My point is here that it is most important that you do your homework. Know who you are about to show your work to and research their preferences. Also, know what you want from the person you are showing your work to. Want a show? Want to know if the work moves them? Want to get the work published? Want their advice about what to do with your work? Want to know how to make it better?

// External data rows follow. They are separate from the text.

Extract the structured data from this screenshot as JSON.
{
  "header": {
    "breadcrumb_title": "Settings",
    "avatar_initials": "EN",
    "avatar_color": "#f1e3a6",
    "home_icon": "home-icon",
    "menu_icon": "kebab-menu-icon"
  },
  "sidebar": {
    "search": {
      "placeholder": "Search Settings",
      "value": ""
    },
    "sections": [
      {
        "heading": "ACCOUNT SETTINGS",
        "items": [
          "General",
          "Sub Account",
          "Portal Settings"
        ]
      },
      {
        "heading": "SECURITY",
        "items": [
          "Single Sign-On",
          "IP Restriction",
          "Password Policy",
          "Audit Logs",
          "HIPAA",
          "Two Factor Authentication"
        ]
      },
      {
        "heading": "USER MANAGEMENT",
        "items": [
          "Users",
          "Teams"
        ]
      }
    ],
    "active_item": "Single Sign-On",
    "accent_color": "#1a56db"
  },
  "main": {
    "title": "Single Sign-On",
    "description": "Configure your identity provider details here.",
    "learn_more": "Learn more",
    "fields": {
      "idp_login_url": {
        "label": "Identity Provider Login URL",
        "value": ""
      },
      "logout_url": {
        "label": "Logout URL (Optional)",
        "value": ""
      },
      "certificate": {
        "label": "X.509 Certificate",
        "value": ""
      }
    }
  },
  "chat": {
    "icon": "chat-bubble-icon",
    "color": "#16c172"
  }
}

So, I've written about different forms of presentation and, somewhat peripherally, about different kinds of portfolios but I probably should try to be a little more specific here. Foremost is usually the question about what to include, one body of work or representative examples of several groups. Again, this can only be answered by considering your intention and who you are showing the work to. As a general rule, think of a time frame of 20 minutes or so in which to show someone your work.This means that 30 or 40 prints is way too many. Think in terms of 20 or so. Play it through as a kind of rehearsal: introduce yourself, open case, explain the work, give him/her some time and space to look at the pictures, perhaps with asking you some questions along the way, some time for a conclusion, a conversation about what could be next, a thank you and a good bye. That's a lot to fit into a short time.

I am going to end this installment here but want to add one more thing and this is perhaps the hardest pill to swallow. Photographers suck at knowing what their best images are. We are too close, too involved, have some silly anecdote about how hard it was to get this picture or what we had to do to get that one. So what we need to do is to show our work to anyone that will look at it and learn from that experience. Their reaction to your work is key. This will give me a good place to start off in Portfolios Take 3.